- Born: August 27, 1935 Chicago, Illinois, U.S.
- Died: September 21, 2014 (aged 79) Chicago, Illinois, U.S.
- Occupations: Director, teacher, writer
- Known for: The Second City, Columbia College Chicago

= Sheldon Patinkin =

American stage director

Sheldon Arthur Patinkin (August 27, 1935 – September 21, 2014) was a chair of the Theater Department of Columbia College Chicago, artistic director of the Getz Theater of Columbia College, Artistic Consultant of The Second City and of Steppenwolf Theatre and co-director of the Steppenwolf Theatre Summer Ensemble Workshops.

He received a Jeff Award for directing his Irving Berlin revue Puttin’ on the Ritz and a special Jeff for his contribution to Chicago theater. His translation of Brecht's The Good Person of Setzuan was directed by Frank Galati at the Goodman Theatre. He was a cousin of the actor and singer Mandy Patinkin.

==Career==
Among his directing projects outside of the college were The Glass Menagerie (Gift Theater Company), South Pacific (Metropolis Art Center), Uncle Vanya (Steppenwolf), Long Day's Journey into Night (Irish Rep and the Galway Festival in Ireland) and Krapp's Last Tape for the Buckets of Beckett Festival, both starring John Mahoney, and concert stagings of opera scenes and excerpts for the Lyric Opera Center at the Grant Park and Ravinia Festival Concerts. He had previously directed Mahoney along with John Malkovich and Terry Kinney in Death of a Salesman in 1980 for Steppenwolf.

His revue, Puttin' on the Ritz: an Irving Berlin American Songbook, won Joseph Jefferson Awards for Best Revue and Best Director. Additionally he has received a special Joseph Jefferson Award for Service to the Chicago Theater Community in 1991, and the Illinois Association's 1992 Outstanding Contribution Award.

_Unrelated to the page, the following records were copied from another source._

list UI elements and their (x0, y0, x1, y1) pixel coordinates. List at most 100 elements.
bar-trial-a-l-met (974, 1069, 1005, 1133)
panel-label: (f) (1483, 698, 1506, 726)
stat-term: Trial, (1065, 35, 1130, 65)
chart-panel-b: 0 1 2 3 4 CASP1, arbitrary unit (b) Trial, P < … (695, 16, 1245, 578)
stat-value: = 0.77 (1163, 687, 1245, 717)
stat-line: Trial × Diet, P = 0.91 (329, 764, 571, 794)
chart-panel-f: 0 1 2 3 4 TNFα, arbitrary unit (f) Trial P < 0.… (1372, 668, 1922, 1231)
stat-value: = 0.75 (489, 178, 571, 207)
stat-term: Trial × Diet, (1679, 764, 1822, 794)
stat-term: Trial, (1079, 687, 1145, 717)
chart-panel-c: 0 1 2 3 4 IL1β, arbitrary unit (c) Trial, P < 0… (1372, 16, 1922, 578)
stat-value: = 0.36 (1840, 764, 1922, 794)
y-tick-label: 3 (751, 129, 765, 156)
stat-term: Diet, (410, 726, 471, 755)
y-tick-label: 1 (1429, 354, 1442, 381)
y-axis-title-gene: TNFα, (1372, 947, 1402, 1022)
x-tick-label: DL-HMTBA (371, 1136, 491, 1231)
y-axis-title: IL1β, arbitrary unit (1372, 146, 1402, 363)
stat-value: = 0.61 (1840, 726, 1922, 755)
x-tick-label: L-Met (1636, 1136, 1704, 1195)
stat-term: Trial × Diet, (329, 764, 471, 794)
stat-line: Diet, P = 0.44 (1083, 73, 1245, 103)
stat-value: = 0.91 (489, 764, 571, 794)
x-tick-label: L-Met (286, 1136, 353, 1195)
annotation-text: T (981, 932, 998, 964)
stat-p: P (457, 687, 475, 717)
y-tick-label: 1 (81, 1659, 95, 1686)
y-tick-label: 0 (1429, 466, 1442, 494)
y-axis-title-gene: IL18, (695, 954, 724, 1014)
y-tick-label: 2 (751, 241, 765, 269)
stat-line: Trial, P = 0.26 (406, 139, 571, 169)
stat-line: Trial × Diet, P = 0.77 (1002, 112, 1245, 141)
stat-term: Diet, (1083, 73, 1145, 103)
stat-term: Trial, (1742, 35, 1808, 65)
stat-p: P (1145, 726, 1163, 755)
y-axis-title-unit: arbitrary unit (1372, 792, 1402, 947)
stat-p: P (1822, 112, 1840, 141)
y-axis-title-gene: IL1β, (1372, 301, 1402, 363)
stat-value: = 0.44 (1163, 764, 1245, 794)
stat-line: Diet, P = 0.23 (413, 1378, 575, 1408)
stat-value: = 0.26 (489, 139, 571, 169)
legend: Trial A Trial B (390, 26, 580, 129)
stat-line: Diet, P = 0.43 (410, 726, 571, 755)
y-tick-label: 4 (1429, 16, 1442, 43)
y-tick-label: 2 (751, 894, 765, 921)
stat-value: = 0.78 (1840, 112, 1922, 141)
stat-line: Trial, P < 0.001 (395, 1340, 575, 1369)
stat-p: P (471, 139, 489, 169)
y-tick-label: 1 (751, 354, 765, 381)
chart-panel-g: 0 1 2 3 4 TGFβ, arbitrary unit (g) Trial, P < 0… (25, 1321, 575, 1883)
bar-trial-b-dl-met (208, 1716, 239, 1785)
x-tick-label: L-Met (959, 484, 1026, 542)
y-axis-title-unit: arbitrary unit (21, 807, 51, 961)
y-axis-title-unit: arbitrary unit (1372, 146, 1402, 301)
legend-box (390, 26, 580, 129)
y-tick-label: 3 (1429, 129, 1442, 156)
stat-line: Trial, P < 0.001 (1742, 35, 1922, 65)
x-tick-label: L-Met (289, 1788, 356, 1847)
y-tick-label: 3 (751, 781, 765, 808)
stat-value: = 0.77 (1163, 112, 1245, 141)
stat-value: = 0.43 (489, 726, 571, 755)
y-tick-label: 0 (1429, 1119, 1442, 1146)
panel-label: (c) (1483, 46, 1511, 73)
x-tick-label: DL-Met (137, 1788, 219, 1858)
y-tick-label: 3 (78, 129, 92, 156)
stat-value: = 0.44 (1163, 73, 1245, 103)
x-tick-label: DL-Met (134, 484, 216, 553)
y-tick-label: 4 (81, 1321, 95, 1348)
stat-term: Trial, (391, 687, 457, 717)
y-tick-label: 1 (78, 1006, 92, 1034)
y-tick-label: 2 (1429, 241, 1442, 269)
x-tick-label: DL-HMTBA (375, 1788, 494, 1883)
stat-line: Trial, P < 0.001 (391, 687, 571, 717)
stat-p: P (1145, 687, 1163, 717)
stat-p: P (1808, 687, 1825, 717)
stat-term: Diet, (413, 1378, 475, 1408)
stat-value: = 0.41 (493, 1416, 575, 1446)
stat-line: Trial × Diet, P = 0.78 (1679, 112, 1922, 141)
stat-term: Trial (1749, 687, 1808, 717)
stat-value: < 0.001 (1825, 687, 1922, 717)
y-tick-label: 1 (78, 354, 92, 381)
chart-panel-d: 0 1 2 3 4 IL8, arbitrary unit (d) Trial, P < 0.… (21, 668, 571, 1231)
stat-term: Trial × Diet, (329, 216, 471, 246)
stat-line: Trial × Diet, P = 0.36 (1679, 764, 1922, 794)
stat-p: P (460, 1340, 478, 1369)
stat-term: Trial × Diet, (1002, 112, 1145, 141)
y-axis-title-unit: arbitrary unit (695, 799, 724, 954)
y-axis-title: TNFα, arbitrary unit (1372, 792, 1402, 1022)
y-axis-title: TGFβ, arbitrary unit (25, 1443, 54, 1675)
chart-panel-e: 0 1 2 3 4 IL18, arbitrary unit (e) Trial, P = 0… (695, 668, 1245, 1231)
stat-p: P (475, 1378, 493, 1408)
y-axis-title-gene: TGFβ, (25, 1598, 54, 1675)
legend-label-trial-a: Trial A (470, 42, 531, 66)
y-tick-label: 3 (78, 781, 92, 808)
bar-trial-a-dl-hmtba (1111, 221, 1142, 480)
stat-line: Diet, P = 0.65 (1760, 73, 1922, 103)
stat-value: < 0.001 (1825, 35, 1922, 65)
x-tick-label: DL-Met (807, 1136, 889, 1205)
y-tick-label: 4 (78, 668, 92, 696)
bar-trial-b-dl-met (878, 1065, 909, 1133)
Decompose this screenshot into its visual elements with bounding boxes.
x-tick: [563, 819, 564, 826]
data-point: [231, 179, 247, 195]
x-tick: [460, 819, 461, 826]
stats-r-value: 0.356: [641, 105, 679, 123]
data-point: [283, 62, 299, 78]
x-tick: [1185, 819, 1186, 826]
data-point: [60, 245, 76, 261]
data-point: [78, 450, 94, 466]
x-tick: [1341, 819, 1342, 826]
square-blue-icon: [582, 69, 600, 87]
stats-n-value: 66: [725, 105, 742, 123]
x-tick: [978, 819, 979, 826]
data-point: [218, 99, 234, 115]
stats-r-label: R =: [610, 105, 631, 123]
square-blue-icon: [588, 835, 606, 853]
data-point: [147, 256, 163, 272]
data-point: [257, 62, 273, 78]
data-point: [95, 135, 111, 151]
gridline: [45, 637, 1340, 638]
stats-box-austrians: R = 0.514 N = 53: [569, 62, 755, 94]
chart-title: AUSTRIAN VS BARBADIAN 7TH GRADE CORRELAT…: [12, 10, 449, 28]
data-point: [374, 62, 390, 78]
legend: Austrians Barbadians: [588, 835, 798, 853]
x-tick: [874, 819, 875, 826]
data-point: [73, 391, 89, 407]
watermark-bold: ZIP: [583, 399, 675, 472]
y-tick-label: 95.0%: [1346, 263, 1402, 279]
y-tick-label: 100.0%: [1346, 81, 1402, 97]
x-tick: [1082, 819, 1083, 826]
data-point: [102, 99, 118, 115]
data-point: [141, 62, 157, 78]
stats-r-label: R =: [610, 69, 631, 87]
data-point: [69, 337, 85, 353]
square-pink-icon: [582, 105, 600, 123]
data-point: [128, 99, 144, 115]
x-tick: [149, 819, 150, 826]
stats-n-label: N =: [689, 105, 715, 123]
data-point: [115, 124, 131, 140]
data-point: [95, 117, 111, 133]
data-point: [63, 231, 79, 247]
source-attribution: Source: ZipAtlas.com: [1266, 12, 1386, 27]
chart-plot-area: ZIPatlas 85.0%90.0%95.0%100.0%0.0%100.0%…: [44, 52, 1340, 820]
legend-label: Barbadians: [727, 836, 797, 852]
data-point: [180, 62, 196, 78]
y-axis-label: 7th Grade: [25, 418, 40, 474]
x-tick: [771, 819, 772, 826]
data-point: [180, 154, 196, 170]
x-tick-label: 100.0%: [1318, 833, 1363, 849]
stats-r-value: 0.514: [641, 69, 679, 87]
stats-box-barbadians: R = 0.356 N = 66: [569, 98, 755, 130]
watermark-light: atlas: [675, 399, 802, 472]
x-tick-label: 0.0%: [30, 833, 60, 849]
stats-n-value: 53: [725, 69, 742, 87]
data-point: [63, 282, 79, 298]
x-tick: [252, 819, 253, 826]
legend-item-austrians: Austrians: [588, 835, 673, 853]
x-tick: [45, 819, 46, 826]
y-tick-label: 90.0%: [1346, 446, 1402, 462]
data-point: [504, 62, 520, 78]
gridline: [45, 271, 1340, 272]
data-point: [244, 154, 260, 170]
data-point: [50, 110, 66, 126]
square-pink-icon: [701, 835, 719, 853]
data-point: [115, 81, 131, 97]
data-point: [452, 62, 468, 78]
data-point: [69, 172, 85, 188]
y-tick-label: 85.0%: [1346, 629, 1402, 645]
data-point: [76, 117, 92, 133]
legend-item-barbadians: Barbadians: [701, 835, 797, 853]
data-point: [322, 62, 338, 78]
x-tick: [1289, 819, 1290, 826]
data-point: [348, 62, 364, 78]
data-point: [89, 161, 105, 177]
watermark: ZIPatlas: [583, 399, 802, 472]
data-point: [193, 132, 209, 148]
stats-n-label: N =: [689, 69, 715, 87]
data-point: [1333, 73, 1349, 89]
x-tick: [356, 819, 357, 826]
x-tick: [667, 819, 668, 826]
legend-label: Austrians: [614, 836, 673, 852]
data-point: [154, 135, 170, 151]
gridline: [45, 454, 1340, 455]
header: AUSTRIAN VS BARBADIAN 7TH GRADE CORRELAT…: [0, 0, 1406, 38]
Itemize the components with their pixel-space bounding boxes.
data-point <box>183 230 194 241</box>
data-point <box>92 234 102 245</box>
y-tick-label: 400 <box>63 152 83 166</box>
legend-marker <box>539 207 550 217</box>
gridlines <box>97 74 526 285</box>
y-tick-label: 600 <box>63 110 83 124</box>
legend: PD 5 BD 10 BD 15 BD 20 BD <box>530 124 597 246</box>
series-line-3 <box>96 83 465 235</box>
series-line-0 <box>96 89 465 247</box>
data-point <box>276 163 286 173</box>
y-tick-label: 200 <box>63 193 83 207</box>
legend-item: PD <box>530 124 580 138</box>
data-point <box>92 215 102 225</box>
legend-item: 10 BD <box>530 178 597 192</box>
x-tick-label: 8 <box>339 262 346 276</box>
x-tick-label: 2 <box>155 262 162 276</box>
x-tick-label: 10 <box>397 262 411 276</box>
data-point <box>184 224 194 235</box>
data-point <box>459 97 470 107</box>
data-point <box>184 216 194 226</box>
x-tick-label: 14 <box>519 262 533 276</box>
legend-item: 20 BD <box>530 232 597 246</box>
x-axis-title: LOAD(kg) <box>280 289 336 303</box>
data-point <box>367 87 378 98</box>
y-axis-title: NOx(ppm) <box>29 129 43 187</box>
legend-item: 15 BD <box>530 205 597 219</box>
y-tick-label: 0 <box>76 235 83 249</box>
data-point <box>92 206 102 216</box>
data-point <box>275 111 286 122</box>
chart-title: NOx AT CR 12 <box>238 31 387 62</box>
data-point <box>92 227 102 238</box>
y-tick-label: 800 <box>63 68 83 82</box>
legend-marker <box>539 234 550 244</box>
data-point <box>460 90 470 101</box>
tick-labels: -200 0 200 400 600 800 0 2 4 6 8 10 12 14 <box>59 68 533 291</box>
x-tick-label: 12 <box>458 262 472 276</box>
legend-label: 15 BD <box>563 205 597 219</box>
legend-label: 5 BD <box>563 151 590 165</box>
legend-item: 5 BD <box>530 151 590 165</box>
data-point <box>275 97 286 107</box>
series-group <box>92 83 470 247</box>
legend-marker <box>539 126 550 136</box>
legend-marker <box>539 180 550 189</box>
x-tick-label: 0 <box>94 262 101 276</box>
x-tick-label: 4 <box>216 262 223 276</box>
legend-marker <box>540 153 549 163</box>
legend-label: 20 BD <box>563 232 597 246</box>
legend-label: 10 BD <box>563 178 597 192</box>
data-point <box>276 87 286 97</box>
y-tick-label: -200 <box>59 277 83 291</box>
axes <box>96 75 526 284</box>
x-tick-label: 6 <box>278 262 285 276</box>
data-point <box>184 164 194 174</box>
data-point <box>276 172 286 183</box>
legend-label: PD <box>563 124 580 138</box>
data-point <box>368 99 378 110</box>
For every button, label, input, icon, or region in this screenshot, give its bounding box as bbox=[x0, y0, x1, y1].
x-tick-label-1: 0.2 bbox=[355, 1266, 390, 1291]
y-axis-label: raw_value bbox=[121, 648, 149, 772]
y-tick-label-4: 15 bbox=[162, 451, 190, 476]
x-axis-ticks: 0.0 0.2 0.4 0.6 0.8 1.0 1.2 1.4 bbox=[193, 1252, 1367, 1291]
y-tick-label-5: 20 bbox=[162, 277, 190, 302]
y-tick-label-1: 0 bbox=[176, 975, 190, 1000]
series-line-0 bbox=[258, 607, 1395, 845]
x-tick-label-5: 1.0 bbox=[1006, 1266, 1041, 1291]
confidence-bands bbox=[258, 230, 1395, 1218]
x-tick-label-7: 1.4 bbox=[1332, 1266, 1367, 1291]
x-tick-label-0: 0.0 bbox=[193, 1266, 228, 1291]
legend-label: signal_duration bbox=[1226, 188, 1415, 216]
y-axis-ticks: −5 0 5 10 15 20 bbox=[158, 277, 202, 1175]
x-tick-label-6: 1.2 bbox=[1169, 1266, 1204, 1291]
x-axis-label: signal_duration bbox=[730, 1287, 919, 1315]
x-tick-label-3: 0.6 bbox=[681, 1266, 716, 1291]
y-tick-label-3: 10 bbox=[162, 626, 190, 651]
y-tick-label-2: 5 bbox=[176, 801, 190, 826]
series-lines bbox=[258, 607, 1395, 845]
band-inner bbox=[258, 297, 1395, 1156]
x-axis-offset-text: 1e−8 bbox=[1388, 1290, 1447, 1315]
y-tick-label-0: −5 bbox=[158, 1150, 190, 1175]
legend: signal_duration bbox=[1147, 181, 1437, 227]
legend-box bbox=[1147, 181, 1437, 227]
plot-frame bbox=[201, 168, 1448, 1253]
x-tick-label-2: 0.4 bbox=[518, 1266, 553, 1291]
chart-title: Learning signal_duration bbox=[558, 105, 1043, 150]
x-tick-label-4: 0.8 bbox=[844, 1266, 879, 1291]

In July 2014, Columbia College Chicago announced the Sheldon Patinkin Endowed Award, a scholarship named in his honor that will provide a theater student with a cash stipend to aid them with their career.

==Books==
Patinkin wrote Second City: Backstage at the World's Greatest Comedy Theater, published by Sourcebooks in 2000. His textbook on the history of the American Musical No Legs, No Jokes, No Chance was published by Northwestern University Press in 2008. {https://nupress.northwestern.edu/9780810119949/no-legs-no-jokes-no-chance/}

==Death and legacy==
On September 21, 2014, Patinkin died in Chicago after a heart attack, aged 79. He was buried two days later at Shalom Memorial Park in Arlington Heights, IL.

At the theater building at Columbia College Chicago, the New Studio Theater, which Patinkin used for many of the productions that he directed, has been named the Sheldon Patinkin Theater in his honor.